NASA launched thirteen multistage liquid-fuel expendable Saturn V rockets in the Apollo and Skylab space programs between 1967 and 1973.

On the launch pad, each with an Apollo spacecraft on top stood more than 36 stories high and weighed about 6 million pounds.

The “Saturn 5” was composed of three stages, and five Rocketdyne F-1 rocket engines that together yielded nearly 8 million pounds of thrust, burning highly-refined kerosene, with liquid oxygen used as the oxidizer.

The SI-C first stage, and the largest, was built by Boeing, and weighed over 5 million pounds when fully fueled.

The S-II second stage was built by North American Aviation, and connected to the SI-C by an interstage ring, which separated after the second-stage engines began firing. The second stage was powered by five Rocketdyne J-2 engines, propelled by liquid hydrogen.

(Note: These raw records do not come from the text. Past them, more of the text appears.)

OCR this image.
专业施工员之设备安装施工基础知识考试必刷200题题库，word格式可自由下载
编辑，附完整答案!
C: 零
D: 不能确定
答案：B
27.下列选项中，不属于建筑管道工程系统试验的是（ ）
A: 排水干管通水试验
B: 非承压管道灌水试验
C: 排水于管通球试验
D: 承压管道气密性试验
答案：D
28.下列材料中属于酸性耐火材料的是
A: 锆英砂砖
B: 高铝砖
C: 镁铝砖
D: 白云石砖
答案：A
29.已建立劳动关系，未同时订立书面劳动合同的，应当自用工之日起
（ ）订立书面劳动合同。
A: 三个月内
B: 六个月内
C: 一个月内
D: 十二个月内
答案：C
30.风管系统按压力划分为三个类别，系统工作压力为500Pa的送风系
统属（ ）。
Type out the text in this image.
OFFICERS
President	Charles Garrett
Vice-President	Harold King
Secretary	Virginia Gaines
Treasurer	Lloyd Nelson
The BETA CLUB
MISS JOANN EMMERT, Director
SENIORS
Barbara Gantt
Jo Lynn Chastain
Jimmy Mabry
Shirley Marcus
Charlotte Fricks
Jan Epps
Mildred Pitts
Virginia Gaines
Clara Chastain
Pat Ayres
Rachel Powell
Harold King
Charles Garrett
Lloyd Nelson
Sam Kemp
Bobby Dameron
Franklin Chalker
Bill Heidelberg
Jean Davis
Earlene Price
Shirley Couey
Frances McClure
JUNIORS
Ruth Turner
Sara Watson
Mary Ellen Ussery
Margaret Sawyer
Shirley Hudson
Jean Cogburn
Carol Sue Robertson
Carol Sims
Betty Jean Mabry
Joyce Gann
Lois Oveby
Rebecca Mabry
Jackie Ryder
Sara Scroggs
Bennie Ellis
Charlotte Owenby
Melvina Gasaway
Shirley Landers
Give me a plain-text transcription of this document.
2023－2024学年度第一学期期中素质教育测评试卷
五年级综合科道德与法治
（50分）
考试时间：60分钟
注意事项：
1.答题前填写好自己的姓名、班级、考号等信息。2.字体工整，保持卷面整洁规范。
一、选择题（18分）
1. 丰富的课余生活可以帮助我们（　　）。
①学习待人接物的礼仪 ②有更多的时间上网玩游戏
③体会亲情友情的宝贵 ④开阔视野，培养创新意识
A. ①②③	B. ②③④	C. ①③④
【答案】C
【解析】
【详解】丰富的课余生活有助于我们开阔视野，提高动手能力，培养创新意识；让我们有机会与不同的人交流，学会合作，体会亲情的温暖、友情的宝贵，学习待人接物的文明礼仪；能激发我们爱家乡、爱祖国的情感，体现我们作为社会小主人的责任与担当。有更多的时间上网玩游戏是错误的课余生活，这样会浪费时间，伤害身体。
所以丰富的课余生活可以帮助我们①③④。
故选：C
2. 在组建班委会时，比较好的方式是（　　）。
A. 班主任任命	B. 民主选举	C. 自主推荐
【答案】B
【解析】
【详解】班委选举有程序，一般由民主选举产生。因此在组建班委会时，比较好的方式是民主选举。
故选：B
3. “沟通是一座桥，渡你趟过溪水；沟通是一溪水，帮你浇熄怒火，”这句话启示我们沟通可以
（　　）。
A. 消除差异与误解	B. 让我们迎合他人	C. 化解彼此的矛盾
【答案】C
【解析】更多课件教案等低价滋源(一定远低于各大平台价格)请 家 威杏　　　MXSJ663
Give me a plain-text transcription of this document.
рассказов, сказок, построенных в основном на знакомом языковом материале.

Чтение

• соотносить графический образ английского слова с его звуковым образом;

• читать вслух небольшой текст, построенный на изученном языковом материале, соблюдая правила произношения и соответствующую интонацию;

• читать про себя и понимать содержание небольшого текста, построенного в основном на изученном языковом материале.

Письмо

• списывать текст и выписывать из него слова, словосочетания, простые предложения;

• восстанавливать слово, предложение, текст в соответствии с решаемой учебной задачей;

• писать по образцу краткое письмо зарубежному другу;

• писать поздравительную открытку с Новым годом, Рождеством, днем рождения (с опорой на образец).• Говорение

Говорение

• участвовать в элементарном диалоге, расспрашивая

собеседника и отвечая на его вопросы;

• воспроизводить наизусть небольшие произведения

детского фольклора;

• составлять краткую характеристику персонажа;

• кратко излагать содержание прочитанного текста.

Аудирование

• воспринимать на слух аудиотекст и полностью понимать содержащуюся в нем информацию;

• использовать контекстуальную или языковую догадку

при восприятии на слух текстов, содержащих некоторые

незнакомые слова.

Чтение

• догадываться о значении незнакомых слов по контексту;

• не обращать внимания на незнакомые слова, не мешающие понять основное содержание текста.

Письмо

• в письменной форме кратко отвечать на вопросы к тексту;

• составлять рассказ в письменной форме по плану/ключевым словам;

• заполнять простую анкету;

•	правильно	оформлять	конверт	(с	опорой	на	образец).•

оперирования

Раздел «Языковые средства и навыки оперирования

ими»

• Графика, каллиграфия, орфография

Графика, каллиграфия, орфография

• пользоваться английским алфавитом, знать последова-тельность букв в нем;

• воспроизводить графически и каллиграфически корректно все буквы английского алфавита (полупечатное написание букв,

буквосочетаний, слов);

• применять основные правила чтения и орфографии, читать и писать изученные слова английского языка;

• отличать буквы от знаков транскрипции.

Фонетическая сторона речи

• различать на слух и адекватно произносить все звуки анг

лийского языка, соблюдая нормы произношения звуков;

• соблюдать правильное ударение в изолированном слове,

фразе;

The S-IVB third stage was built by the Douglas Aircraft Company. In the Apollo configuration, this third stage carried the command ship and lunar lander, as well as the IBM-designed Instrument Unit, the brains of the Saturn V rocket. The IU contained the rocket's primary systems, including inertial guidance, radio communications for telemetry, tracking and command, power, and emergency detection of vehicle malfunctions.


Saturn Rocket
I want my MTV!

A single restartable J-2 engine powered the Apollo spacecraft into Earth orbit, then a second burn later on would kick the spacecraft into the trans-lunar injection burn to put it on course for the Moon.

Together, all three stages reached 363 feet. Three Saturn V rockets survive, but only the one at Johnson Space Center in Houston (restored in 2004) is made up entirely of rocket stages intended for flight. Three planned moon flights, Apollo 18, 19 and 20, were cancelled.